Si è conclusa con parere positivo la Conferenza dei Servizi per l'approvazione del progetto di fattibilità tecnico-economica del nuovo ospedale unico dell'Asl To5, destinato a diventare il punto di riferimento sanitario per oltre 300mila cittadini dei 40 Comuni afferenti ai distretti di Carmagnola, Chieri, Moncalieri e Nichelino. Il via libera ha consentito alla Asl di trasmettere il 30 dicembre il progetto all'Inail, ente finanziatore dell'opera, per la fase successiva di verifica del progetto. La Conferenza, avviata il 29 settembre, ha visto il coinvolgimento di 47 interlocutori istituzionali. Nel corso del procedimento sono pervenute 15 osservazioni, tutte accolte in quanto pienamente compatibili con il quadro economico dell'opera, che prevede uno stanziamento complessivo di 302 milioni di euro.
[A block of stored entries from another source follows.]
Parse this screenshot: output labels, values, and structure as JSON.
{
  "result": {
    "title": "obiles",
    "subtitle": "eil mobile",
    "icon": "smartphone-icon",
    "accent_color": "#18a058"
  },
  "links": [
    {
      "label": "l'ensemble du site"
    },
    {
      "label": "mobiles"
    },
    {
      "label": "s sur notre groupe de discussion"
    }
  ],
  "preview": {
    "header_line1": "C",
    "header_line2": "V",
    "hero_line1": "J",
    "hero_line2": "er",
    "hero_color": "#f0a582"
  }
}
Il nuovo ospedale, che avrà 470 posti letto, 10 sale operatorie e 1.200 posti auto, sorgerà a Cambiano e sarà uno dei primi in Italia progettato integralmente con il supporto dell'intelligenza artificiale per ottimizzare layout, percorsi assistenziali, sostenibilità e costi di gestione. "Si tratta di un progetto solido, condiviso e sostenibile - sottolineano il governatore del Piemonte Alberto Cirio e l'assessore alla Sanità Federico Riboldi - che ha saputo integrare i contributi di tutti gli enti coinvolti senza incidere sul quadro economico complessivo. Il nuovo ospedale sarà una struttura moderna, all'avanguardia e progettata guardando al futuro. È un investimento importante che rientra nel più ampio piano regionale di rinnovamento dell'edilizia sanitaria da 5 miliardi di euro e che conferma l'impegno della Regione Piemonte nel garantire cure di qualità, sicurezza e innovazione, mettendo al centro i bisogni dei cittadini e il lavoro dei professionisti sanitari". "La conclusione della Conferenza dei Servizi - aggiunge il direttore generale dell'Asl To5, Bruno Osella - è un risultato concreto che certifica la solidità del progetto".